A s a palliative care doctor in NYC during the beginning of the pandemic, my typical greeting response of “I’m fine” was speedily replaced with “I’m hanging in there.” It seemed slightly less false (because who’s really “fine” amid a global pandemic?), and soon it was the only response I heard throughout the hospital. The truth is that I was quite literally falling apart, the furthest from “fine” I’d ever been. I had lost all sense of self and purpose, swept up in the enormity of the suffering I witnessed every day, coupled with the spiraling anxiety that I couldn’t control the events of the world, much less my own emotions. I saw no way out, and the deeper I withdrew, the more I was trapped in a quarantine of my mind’s own making.

A minuscule deviation from our own truth may not mean much at the moment. Perhaps we don’t even realize that we’re not as put together as we think.
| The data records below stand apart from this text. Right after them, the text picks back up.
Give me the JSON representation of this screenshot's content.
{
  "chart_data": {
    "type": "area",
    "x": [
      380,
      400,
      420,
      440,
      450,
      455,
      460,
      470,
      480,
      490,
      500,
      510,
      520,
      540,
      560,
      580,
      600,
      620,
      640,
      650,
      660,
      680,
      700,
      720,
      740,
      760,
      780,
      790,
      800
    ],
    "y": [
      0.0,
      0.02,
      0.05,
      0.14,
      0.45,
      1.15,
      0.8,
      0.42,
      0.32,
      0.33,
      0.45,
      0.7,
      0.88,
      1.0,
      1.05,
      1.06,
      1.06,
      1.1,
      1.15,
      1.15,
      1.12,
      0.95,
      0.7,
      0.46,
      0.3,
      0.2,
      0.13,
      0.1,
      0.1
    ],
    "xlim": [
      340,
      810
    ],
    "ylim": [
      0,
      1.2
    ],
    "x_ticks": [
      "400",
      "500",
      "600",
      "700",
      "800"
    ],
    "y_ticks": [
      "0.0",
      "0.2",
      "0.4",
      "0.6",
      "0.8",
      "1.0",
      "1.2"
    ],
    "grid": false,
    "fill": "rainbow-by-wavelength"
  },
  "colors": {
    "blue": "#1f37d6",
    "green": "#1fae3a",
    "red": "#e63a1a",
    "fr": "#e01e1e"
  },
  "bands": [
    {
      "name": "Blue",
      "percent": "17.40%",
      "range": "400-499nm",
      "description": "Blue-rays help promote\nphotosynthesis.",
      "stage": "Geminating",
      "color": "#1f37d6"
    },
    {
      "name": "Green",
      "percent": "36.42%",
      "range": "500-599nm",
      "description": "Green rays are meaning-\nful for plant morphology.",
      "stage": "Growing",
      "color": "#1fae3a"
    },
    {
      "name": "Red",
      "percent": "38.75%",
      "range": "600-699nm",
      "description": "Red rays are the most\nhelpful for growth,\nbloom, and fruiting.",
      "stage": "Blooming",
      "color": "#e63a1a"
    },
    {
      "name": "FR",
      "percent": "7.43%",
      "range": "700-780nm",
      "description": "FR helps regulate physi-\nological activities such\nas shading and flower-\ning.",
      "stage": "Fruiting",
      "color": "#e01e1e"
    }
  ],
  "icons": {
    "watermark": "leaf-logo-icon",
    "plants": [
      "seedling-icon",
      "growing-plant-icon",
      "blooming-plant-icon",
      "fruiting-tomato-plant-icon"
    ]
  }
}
But over time, the lies we tell ourselves are akin to little cracks in the glass window to our souls. These cracks grow and expand with each added insult and life pressure until a tipping point is reached, and the next fracture causes the pane to shatter into a thousand pieces. As innocent and routine as these mistruths feel, the soul keeps track.

After months of psychotherapy and introspection, I’ve landed on a new phrase that is kinder and gentler and allows for the possibility of simply being human. On days when my world is upside down, my head is screwed on sideways, and the sum total of my calorie intake and bathroom breaks is a golden goose egg, I now say: “It sucks, and I’m doing what I can.”

It acknowledges that life isn’t peonies and butterflies and that in this very moment when I’m feeling pretty crummy, it sucks. The second half offers up the compassion we don’t often give ourselves. We’re doing what we can with the resources that we have. It merely allows for the situation as is, without pretense or expectation.

Language matters. What we say to ourselves matters. “It sucks, and I’m doing what I can” wasn’t the panacea that lifted me from the depths of despair, but it jump-started the process toward recovery, because I finally acknowledged my feelings rather than pushing them aside.

Go ahead, tell yourself, “This is the breadth of the human experience, and I’m only human.” There is immense beauty and strength in that vulnerability.